By following this workflow you now have a complete list of all active files in alphabetical order, or you can sort by date created, or by date last modified in Finder. Further, because it is all stored electronically, no one needs to go find the file anymore. The hard paper file often hides in some attorney’s pile while the electronic version remains accessible to everyone.

Spotlight makes it all accessible. Can’t remember that slip and fall case where you filed a motion in limine to exclude your client’s past criminal conviction for chewing gum and walking? Spotlight gets you there in no time. Simply hit Command-Space and start typing gum limine slip and Spotlight will pull it up.

Easy and quick ‘preview’ of your files. Look through a Pleadings folder with Finder in either QuickLook or CoverFlow mode and it’s like your are thumbing through the actual Pleadings index, only you can arrange it by date, pleading title or file type.

An ‘inbox’ so you can see what came in the mail today, or what work was done by staff, without leaving your desk or asking anyone. Look back at the Finder image above and you’ll see a red oval at the bottom left of the window. This highlights saved searches which are set up to display (1) All new PDF files in the last month, sorted by newest to oldest and (2) All new files in the last month, sorted newest to oldest. By clicking on that Clients PDF Only saved search/Smart Folder, you get to see all mail which came in today because we know it was scanned as a PDF. Clicking on the Client All saved search, we can see all new documents (PDF, JPEG, PAGES, DOC, ODF) and know what’s been going on and whether that letter we asked the secretary to ask has been started, not to mention instantly preview by hitting the space bar and seeing how far it has progressed.

The Advanced Course.

Integrate a sync program, such as SugarSync, FolderShare or Dropbox and you get to have your files update directly to your computer where ever you may roam. As an added benefit, you get offsite data backup.
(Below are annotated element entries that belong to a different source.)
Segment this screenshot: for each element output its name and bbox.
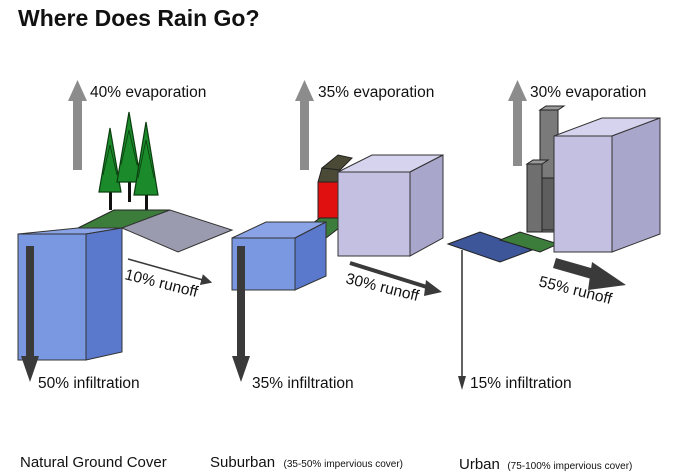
house-icon <box>317 154 354 225</box>
page-title: Where Does Rain Go? <box>18 5 260 31</box>
natural-infiltration-label: 50% infiltration <box>38 375 140 392</box>
natural-panel: 40% evaporation 10% runoff 50% infiltrat… <box>17 80 234 471</box>
suburban-infiltration-box <box>231 221 327 291</box>
urban-runoff-building <box>553 117 661 253</box>
suburban-infiltration-label: 35% infiltration <box>252 375 354 392</box>
urban-caption-impervious: (75-100% impervious cover) <box>507 461 632 472</box>
suburban-caption-name: Suburban <box>210 454 275 471</box>
urban-caption-name: Urban <box>459 456 500 473</box>
tree-icon <box>133 121 159 213</box>
urban-infiltration-label: 15% infiltration <box>470 375 572 392</box>
urban-evaporation-label: 30% evaporation <box>530 84 646 101</box>
tree-icon <box>116 111 142 202</box>
tree-icon <box>98 127 122 210</box>
natural-infiltration-arrow <box>21 246 39 382</box>
urban-evaporation-arrow <box>508 80 527 166</box>
suburban-evaporation-label: 35% evaporation <box>318 84 434 101</box>
suburban-caption: Suburban (35-50% impervious cover) <box>210 454 403 471</box>
urban-panel: 30% evaporation 55% runoff 15% infiltrat… <box>446 80 661 473</box>
suburban-runoff-building <box>337 154 444 257</box>
suburban-evaporation-arrow <box>295 80 314 170</box>
natural-evaporation-arrow <box>68 80 87 170</box>
natural-pavement <box>120 209 234 253</box>
suburban-runoff-arrow <box>349 261 442 296</box>
natural-evaporation-label: 40% evaporation <box>90 84 206 101</box>
urban-caption: Urban (75-100% impervious cover) <box>459 456 632 473</box>
natural-runoff-arrow <box>127 258 213 285</box>
natural-runoff-label: 10% runoff <box>123 266 200 301</box>
urban-infiltration-arrow <box>458 250 466 390</box>
urban-runoff-arrow <box>553 258 626 290</box>
suburban-caption-impervious: (35-50% impervious cover) <box>284 459 404 470</box>
suburban-infiltration-arrow <box>232 246 250 382</box>
natural-caption: Natural Ground Cover <box>20 454 167 471</box>
suburban-panel: 35% evaporation 30% runoff 35% infiltrat… <box>210 80 444 471</box>
suburban-runoff-label: 30% runoff <box>344 270 421 305</box>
Use color labels and Spotlight tags. Documents in my pleadings folders tend to breakdown into two major categories, Discovery and Motions/Memoranda. Discovery gets labelled red and tagged Discovery, Motions/Memoranda get labelled orange and tagged Motions. You can accelerate the process by using Hazel to autotag documents according to color label, or vice versa, or to tag/label all new documents with a specific color until ‘opened’ for the first time. For an advanced search, open Leap and get yourself sorted across multiple client/closed folders by filtering according to the tag/label/date or whatever else you desire.

Shortcuts Make It Flow.

A few Finder shortcuts to make this all work better. The combination of pressing Command key and 1, 2, 3, 4 switches the views of Finder from Icon, List, Column, CoverFlow respectively. Hitting the Spacebar while any file is selected (blue) pops up QuickLook for the file. In List view, Command>Arrow moves up and down through the folders. Add a Client shortcut to the top of the Finder window for quick access. That’s all for now, and remember it’s always a work in progress which can shift and reshape as you need to fit your practice.